Yours For the Taking

Yours For the Taking (pub. date December 5, 2023) by Gabrielle Korn is a completely-engrossing, near-future (set in 2050) story about one possible solution to climate change–governments building completely-enclosed compounds called “Inside” and taking applications for those who would be chosen to live Inside. Each Inside would be self-sufficient and built strong enough to withstand the extreme weather that has gotten so much worse that Long Island, Brooklyn, and Queens have been essentially wiped out by hurricanes, and California burned to a crisp from forest fires. The Midwest has become a tornado highway, and everyone that can, in North America, is moving north to Canada.

Jacqueline Millender is the founder of the Manhattan Inside, due to a significant donation from her inherited wealth, her founding of Refillables (personal products refilled by drone to reduce the plastic problem) and her association with a feminist book that shares a name with this book. That is, before her enormous wealth allows her to escape earth and hide on the space shuttle.

If we stay on our current course, women will not become truly equal to men before the world is made uninhabitable. Yours for the Taking! Reclaiming Female Power in a Changing World by Jacqueline Millender

Millender secretly sabotages the future career of a lesbian African-American female doctor, Olympia, forcing Olympia to accept a job as the medical director of the Manhattan Inside.
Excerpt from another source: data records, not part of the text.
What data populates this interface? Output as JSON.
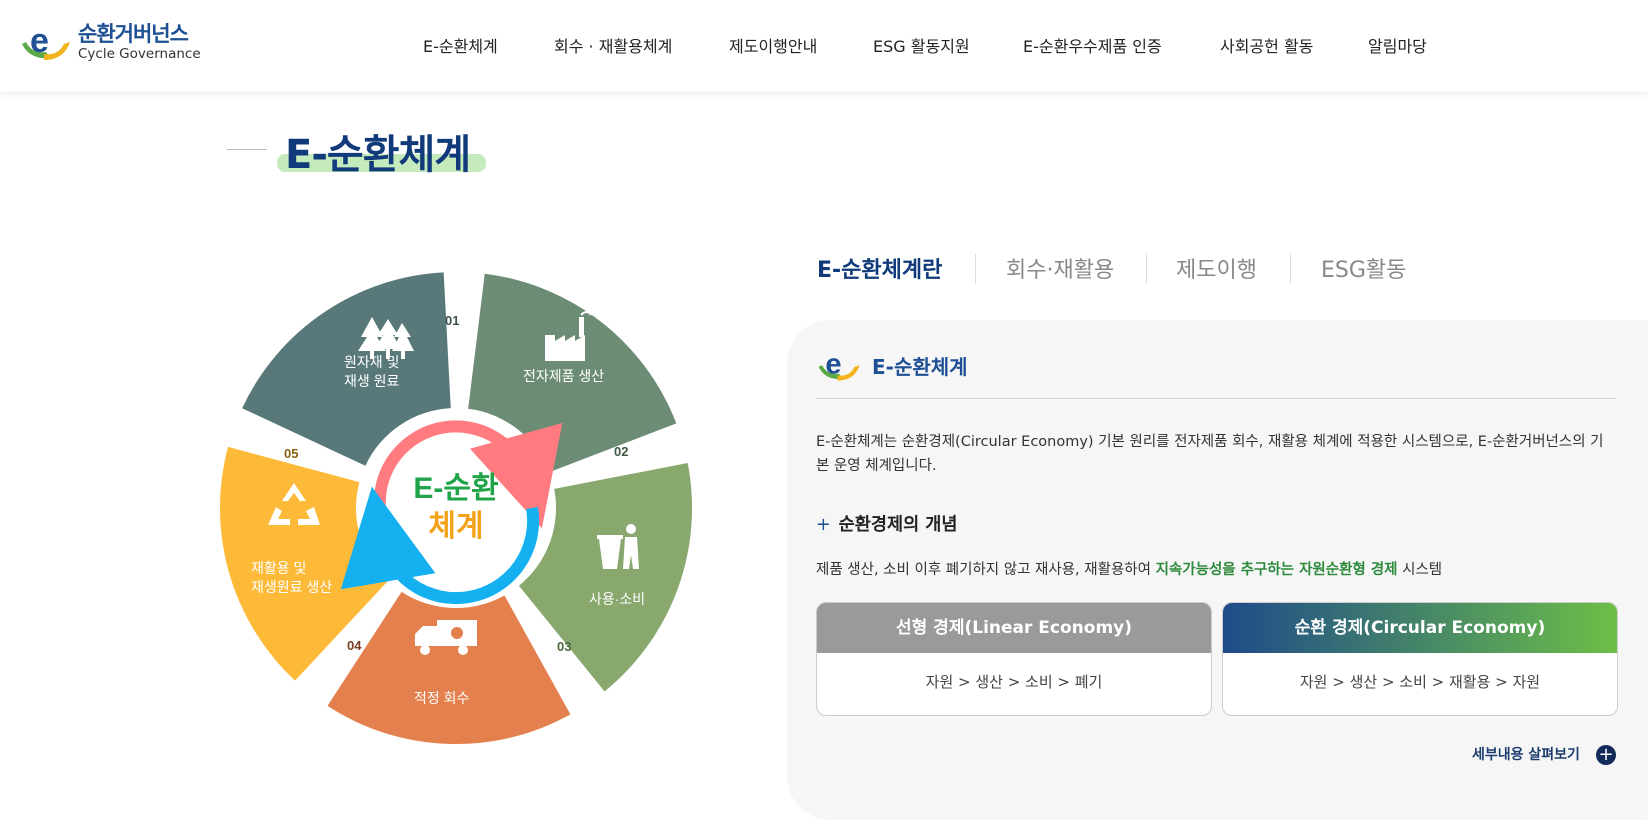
{
  "header": {
    "logo": {
      "ko": "순환거버넌스",
      "en": "Cycle Governance"
    },
    "nav": [
      {
        "label": "E-순환체계"
      },
      {
        "label": "회수 · 재활용체계"
      },
      {
        "label": "제도이행안내"
      },
      {
        "label": "ESG 활동지원"
      },
      {
        "label": "E-순환우수제품 인증"
      },
      {
        "label": "사회공헌 활동"
      },
      {
        "label": "알림마당"
      }
    ]
  },
  "page_title": "E-순환체계",
  "cycle": {
    "center_line1": "E-순환",
    "center_line2": "체계",
    "steps": [
      {
        "num": "01",
        "line1": "원자재 및",
        "line2": "재생 원료",
        "color": "#587879"
      },
      {
        "num": "02",
        "line1": "전자제품 생산",
        "line2": "",
        "color": "#6c8c75"
      },
      {
        "num": "03",
        "line1": "사용·소비",
        "line2": "",
        "color": "#88a86e"
      },
      {
        "num": "04",
        "line1": "적정 회수",
        "line2": "",
        "color": "#e3804e"
      },
      {
        "num": "05",
        "line1": "재활용 및",
        "line2": "재생원료 생산",
        "color": "#fdb938"
      }
    ]
  },
  "tabs": [
    {
      "label": "E-순환체계란"
    },
    {
      "label": "회수·재활용"
    },
    {
      "label": "제도이행"
    },
    {
      "label": "ESG활동"
    }
  ],
  "panel": {
    "title": "E-순환체계",
    "description": "E-순환체계는 순환경제(Circular Economy) 기본 원리를 전자제품 회수, 재활용 체계에 적용한 시스템으로, E-순환거버넌스의 기본 운영 체계입니다.",
    "concept_title": "순환경제의 개념",
    "concept_desc_before": "제품 생산, 소비 이후 폐기하지 않고 재사용, 재활용하여 ",
    "concept_desc_highlight": "지속가능성을 추구하는 자원순환형 경제",
    "concept_desc_after": " 시스템",
    "linear": {
      "title": "선형 경제(Linear Economy)",
      "flow": "자원 > 생산 > 소비 > 폐기"
    },
    "circular": {
      "title": "순환 경제(Circular Economy)",
      "flow": "자원 > 생산 > 소비 > 재활용 > 자원"
    },
    "more_label": "세부내용 살펴보기"
  },
  "colors": {
    "navy": "#103a7a",
    "green": "#2c8a3c",
    "linear_head": "#9a9a9a",
    "circular_start": "#1e4b8a",
    "circular_end": "#6cbf47"
  }
}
Jacqueline has an interesting idea for Inside–instead of recreating the world they came from, with its inherent power dynamics, what if only women-identified people were allowed Inside? Millender has ideas for the Inside population reproducing itself, and is willing to do whatever is necessary to achieve her vision, including getting a surrogate to bear her child to live Inside.

Meanwhile, trans woman Shelby becomes Millender’s executive assistant, dropping out of college to her family’s disappointment. Although initially Shelby had been drawn to apply to an internship with Millender through her book, she begins to notice flaws in her corporate, white feminism.

Finally, Ava, a queer woman who is a plant biology lecturer, who is in a relationship with Orchid, a carpenter, receives her acceptance to Inside. But Orchid is not accepted, although she worked on the building of it. Ava reports as expected, but Orchid journeys north, to Canada.

I loved most of the characters–Ava and Olympia, especially, and just read, horrified by Jacqueline Millender’s actions as things go terribly awry. I loved the subplots about mothers and daughters and the love stories and how women create a more just society, without patriarchy.

As far as anti-fatness, I have to consider it mixed. Orchid, Ava’s beloved, is described as having a belly, but Jacqueline Millender is very image-conscious, and is described as “always aware of women’s body sizes”. There is some discussion about weight gain and weight loss, and Jacqueline is very specific about what the women Inside should and shouldn’t eat. But these things aren’t a major component of the book.